By semantic adaptation is meant adjustment to the system of meanings of the vocabulary. It has been mentioned that borrowing is generally caused either by the necessity to fill a gap in the vocabulary or by a chance to add a synonym conveying an old concept in a new way. Yet, the process of borrowing is not always so purposeful, logical and efficient as it might seem at first sight. Sometimes a word may be borrowed "blindly", so to speak, for no obvious reason, to find that it is not wanted because there is no gap in the vocabulary nor in the group of synonyms which it could conveniently fill. Quite a number of such "accidental" borrowings are very soon rejected by the vocabulary and forgotten. But there are others which manage to take root by the process of semantic adaptation. The adjective large, for instance, was borrowed from French in the meaning of "wide". It was not actually wanted, because it fully coincided with the English adjective wide without adding any new shades or aspects to its meaning. This could have led to its rejection. Yet, large managed to establish itself very firmly in the English vocabulary by semantic adjustment. It entered another synonymic group with the general meaning of "big in size". At first it was applied to objects characterized by vast horizontal dimensions, thus retaining a trace of its former meaning, and now, though still bearing some-features of that meaning, is successfully competing with big having approached it very closely, both in frequency and meaning.

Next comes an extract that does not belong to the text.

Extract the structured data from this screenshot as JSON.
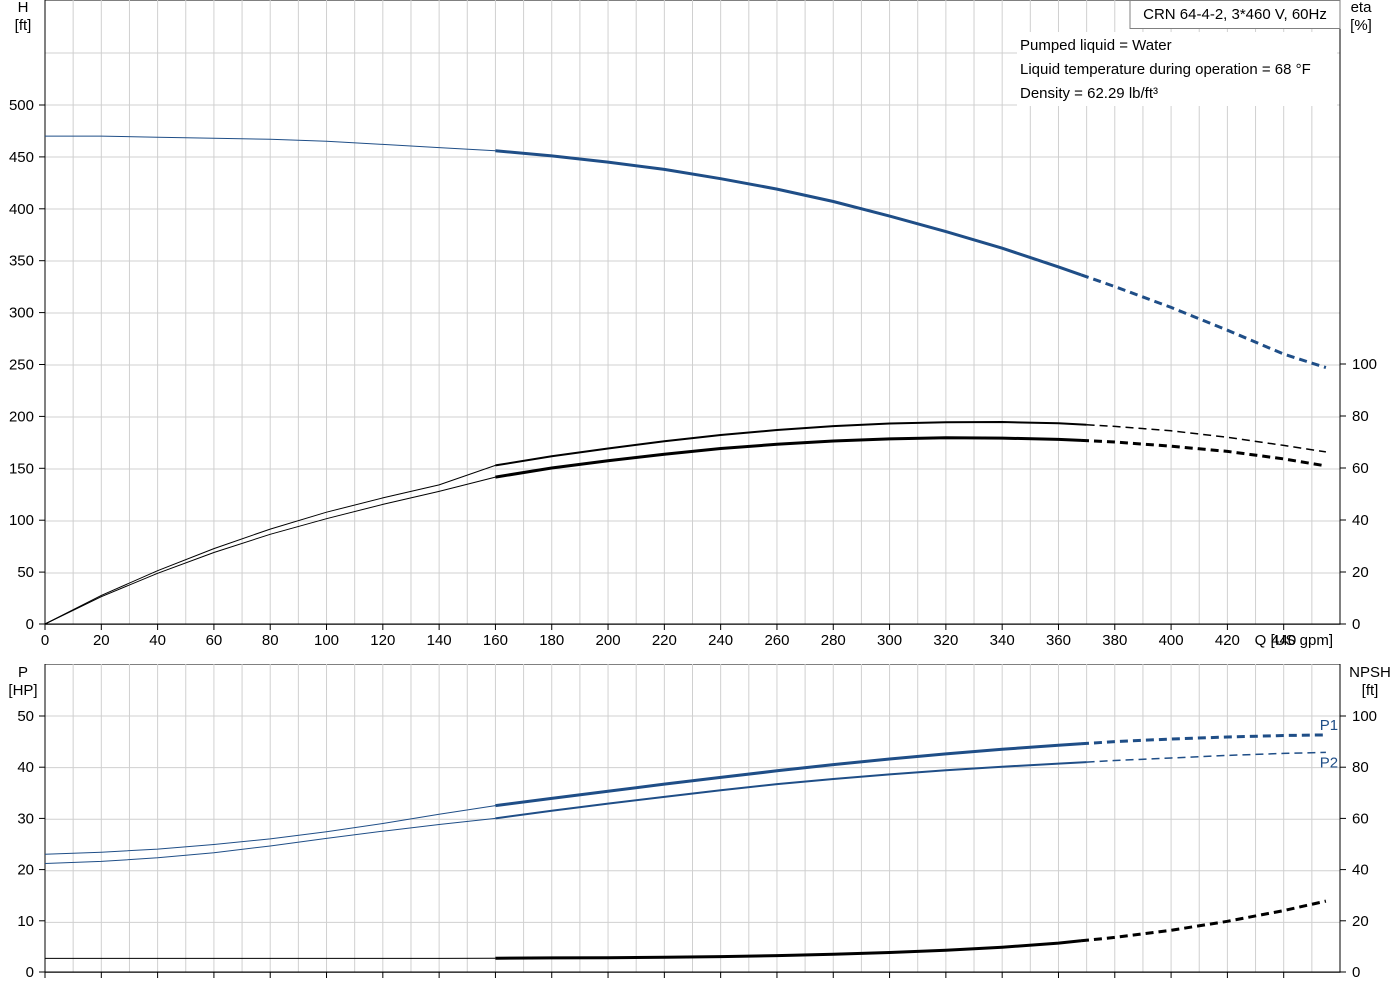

The adjective gay was borrowed from French in several meanings at once: "noble of birth", "bright, shining", "multi-coloured". Rather soon it shifted its ground developing the meaning "joyful, high-spirited" in which sense it became a synonym of the native merry and in some time left it far behind in frequency and range of meaning. This change was again caused by the process of semantic adjustment: there was no place in the vocabulary for the former meanings of gay, but the group with the general meaning of "high spirits" obviously lacked certain shades which were successfully supplied by gay.

The adjective nice was a French borrowing meaning "silly" at first. The English change of meaning seems to have arisen with the use of the word in expressions like a nice distinction, meaning first "a silly, hair-splitting distinction", then a precise one, ultimately an attractive one. But the original necessity for change was caused once more by the fact that the meaning of "foolish" was not wanted in the vocabulary and therefore nice was obliged to look for a gap in another semantic field.